Supp. 196, 200 (D. Conn. 1979) (finding a causal nexus when the agency “now
offers no explanation for the delay”), Baker v. U.S. Dep’t of Homeland Security,
No. 3:11-CV-588, 2012 WL 5876241, at *5 (M.D. Pa. Nov. 20, 2012) (finding a
casual nexus when there were “several unexplained gaps” in the agency’s activity
processing the FOIA request before the suit), and Frye v. EPA, CIV. A. 90-3041,
1992 WL 237370, at *3 (D.D.C. Aug. 31, 1992) (noting that the government
“offered no excuse for its delay of over two years”). The FOIA requester need not
demonstrate that the government would not have responded to the request for
documents absent the lawsuit. See Fund for Const’l Gov’t v. National Archives &
Records Serv., 656 F.2d 856, 871 (D.C. Cir. 1981) (“[T]he mere fact that a FOIA
requester might have ultimately received the documents in question in the absence
of litigation is not a sufficient basis for a finding that it has not substantially
prevailed for purposes of an award of attorney fees.”).
B.
The trial court in this case considered many of these factors. The court
acknowledged that the timing of the District’s production could support a finding
13
of causation, as it was “obviously not a coincidence” that the District produced
documents on the day its opposition brief was due.

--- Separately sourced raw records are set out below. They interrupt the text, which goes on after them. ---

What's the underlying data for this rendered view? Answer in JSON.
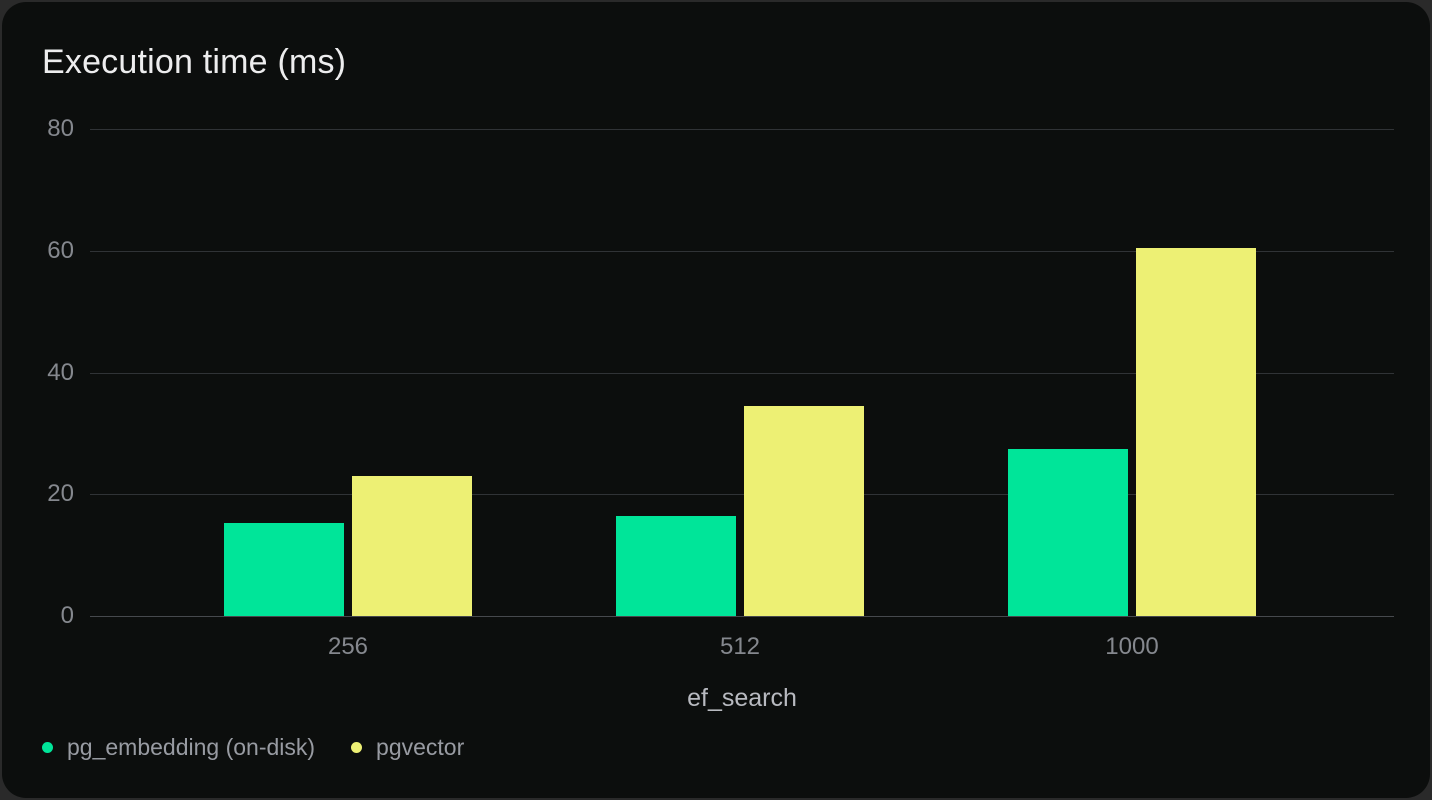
{
  "chart_data": {
    "type": "bar",
    "title": "Execution time (ms)",
    "xlabel": "ef_search",
    "ylabel": "",
    "categories": [
      "256",
      "512",
      "1000"
    ],
    "series": [
      {
        "name": "pg_embedding (on-disk)",
        "color": "#00e599",
        "values": [
          15.2,
          16.5,
          27.5
        ]
      },
      {
        "name": "pgvector",
        "color": "#edf074",
        "values": [
          23.0,
          34.5,
          60.5
        ]
      }
    ],
    "y_ticks": [
      0,
      20,
      40,
      60,
      80
    ],
    "ylim": [
      0,
      80
    ],
    "grid": true,
    "legend_position": "bottom-left"
  },
  "colors": {
    "page_background": "#2a2a2a",
    "card_background": "#0c0e0d",
    "title_text": "#ededee",
    "tick_text": "#85888e",
    "axis_label_text": "#b8bac0",
    "legend_text": "#989ba2",
    "gridline": "#303336",
    "zero_line": "#46494d"
  }
}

But the court also noted that
the District responded to the FOIA request five days after it was made and
provided FOP with copies of the search requests it forwarded to MPD. This
supports the court’s conclusion that “[t]he District’s efforts to comply were
underway well before FOP filed this lawsuit.” FOP relied heavily on the fact that
the District did not adequately explain its failure to complete the search request
within the statutorily mandated timeline, and the trial court in fact noted that it
would have “prefer[red] to have an affidavit from the District explaining the timing
of its efforts.”10 But even absent an affidavit from the District, the trial court
inferred that the search request took substantial time to complete given the
District’s ultimate production—2,500 pages of emails plus a “voluminous” Vaughn
index.11 The trial court also took notice of several other Superior Court cases in
which the District’s “chronic inability” to comply with its legal obligations under
FOIA was attributed to “the inadequacy of the resources allocated by the [D.C.]
Council.”
10
FOP contends that the trial court required it to produce an affidavit about
the District’s timing, but the trial court’s order implies that the District should have
produced the affidavit.
11
The District noted in its summary judgment brief “that the volume of the
requested emails delayed the agency’s response.”
14
While an affidavit from the District detailing its search efforts would have
been beneficial, see Marschner, 470 F. Supp. at 200 (“The agency is in a much
better position to demonstrate that the delay was reasonable, and that the request
would have been responded to within the same time even in the absence of the
filing of this action.”), the trial court’s determination that FOP’s suit was not
causally related to the production of documents was not clearly erroneous. As the
trial court noted, the District’s delay—while unlawful—was not significantly
different from “the average amount of time it takes the District to respond to FOIA
requests.” This particular request required “substantial effort” to sift through a
large number of documents. And the District suffers from a “general backlog” of
FOIA requests. Although as the trial court recognized, “[i]t is a close call,” these
facts provide sufficient support for the trial court’s factual finding that FOP’s suit
did not cause the District’s production of documents in this case.
IV.
For these reasons, the judgment of the Superior Court is affirmed.12
So ordered.
12
Because we affirm the trial court’s determination that FOP is not eligible
for attorney’s fees, we need not consider whether its alternative ruling that FOP is
not entitled to fees was an abuse of discretion.